"From Farm to Fork", EUFIC's fact pack on food safety and hygiene, looks at the different stages of the complex system from the farmer to the consumer. In this issue of Food Today, we look at the role of food processing in providing consumers with safe, enjoyable food.
As the World Heath Organisation (WHO) has succinctly put it, food safety is a shared responsibility. Ensuring consumers can enjoy safe quality food is not just the job of the food industry, but depends on the efforts of everybody in the complex chain of food production, processing, transport and retailing and not least consumers themselves.

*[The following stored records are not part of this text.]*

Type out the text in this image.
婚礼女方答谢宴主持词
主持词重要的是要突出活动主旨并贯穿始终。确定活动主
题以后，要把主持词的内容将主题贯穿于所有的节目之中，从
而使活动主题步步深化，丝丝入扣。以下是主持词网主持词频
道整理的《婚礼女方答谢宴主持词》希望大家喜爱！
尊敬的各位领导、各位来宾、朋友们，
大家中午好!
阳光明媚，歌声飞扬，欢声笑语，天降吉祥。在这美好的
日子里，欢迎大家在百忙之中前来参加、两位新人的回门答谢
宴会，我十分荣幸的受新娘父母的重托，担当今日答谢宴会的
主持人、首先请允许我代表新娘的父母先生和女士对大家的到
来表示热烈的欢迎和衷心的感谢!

To guarantee that food reaches the consumer in a healthy and unspoiled condition, it has to go through several processes. One of the reasons why we process food is to eliminate and/or prevent the microbes - present in all foodstuffs - from multiplying and spoiling food and potentially causing disease. Processing also aims to prevent food spoilage by deactivating enzymes and preventing oxidation. Enzymes are natural biological agents which break down proteins, fats and carbohydrates. If left uncontrolled, enzymes would continue to break down the food itself. Fats in food have to be prevented from reacting with oxygen in the air which can make them go rancid.
The best known processing methods used to improve food safety are heat treatments such as pasteurisation and sterilisation, where foods are heated to destroy any hamful microbes and enzymes. Processing also includes refrigeration and freezing which slow down enzyme action and stop harmful microbes growing. Drying food products such as pasta and cereals deprives microbes of the water they need to multiply.
Food additives have an important role in food processing. Anti-oxidants prevent fats and oils from becoming rancid, while stabilisers and emulsifiers stop ingredients like oil and water separating and altering the quality of a product.
To ensure that food processing consistently delivers the desired level of food safety and quality, manufacturers use modern quality management systems. Good manufacturing practice guarantees that procedures are followed which deliver consistent quality and safety. Hazard Analysis Critical Control Points (HACCP) focuses on preventing flaws in the manufacturing process itself so that any potential contamination risks are prevented in advance. Food processors also adhere to quality management standards laid down by the International Standards Association (ISO).
But the quality of food products also depends on the quality of raw materials and the quality of transport, storage, and conditions at the point of sale. Ensuring quality therefore involves working with suppliers, such as farmers and wholesalers, transporters and retailers to make sure that their quality assurance procedures are adequate.
Processors brief suppliers on their requirements for raw materials to ensure that ingredients meet their quality standards. Processors often provide technical assistance to transporters, wholesalers and retailers and carry out checks to ensure that factors like temperature and moisture are being controlled and that sell-by dates are being observed.
Packaging plays an important role in ensuring that food reaches the consumer in peak condition. It increases the shelf life of products by acting as a barrier against water vapour, air and microbes while preserving the freshness of products. Packaging also conveys important information such as cooking information nutrition and ingredient or use-by dates which help the consumer store and prepare products safely.
Safety is a Role for Everyone
Product safety cannot be guaranteed by food processors alone. The responsibility for food safety and quality must be shared by everyone in the chain of food production from farmers, food transporters and retailers. At a time when food safety standards have never been higher, it is vital that consumers also play their part in ensuring that the food they consume is safe, by praticing good food hygiene, proper food preparation and safe storage.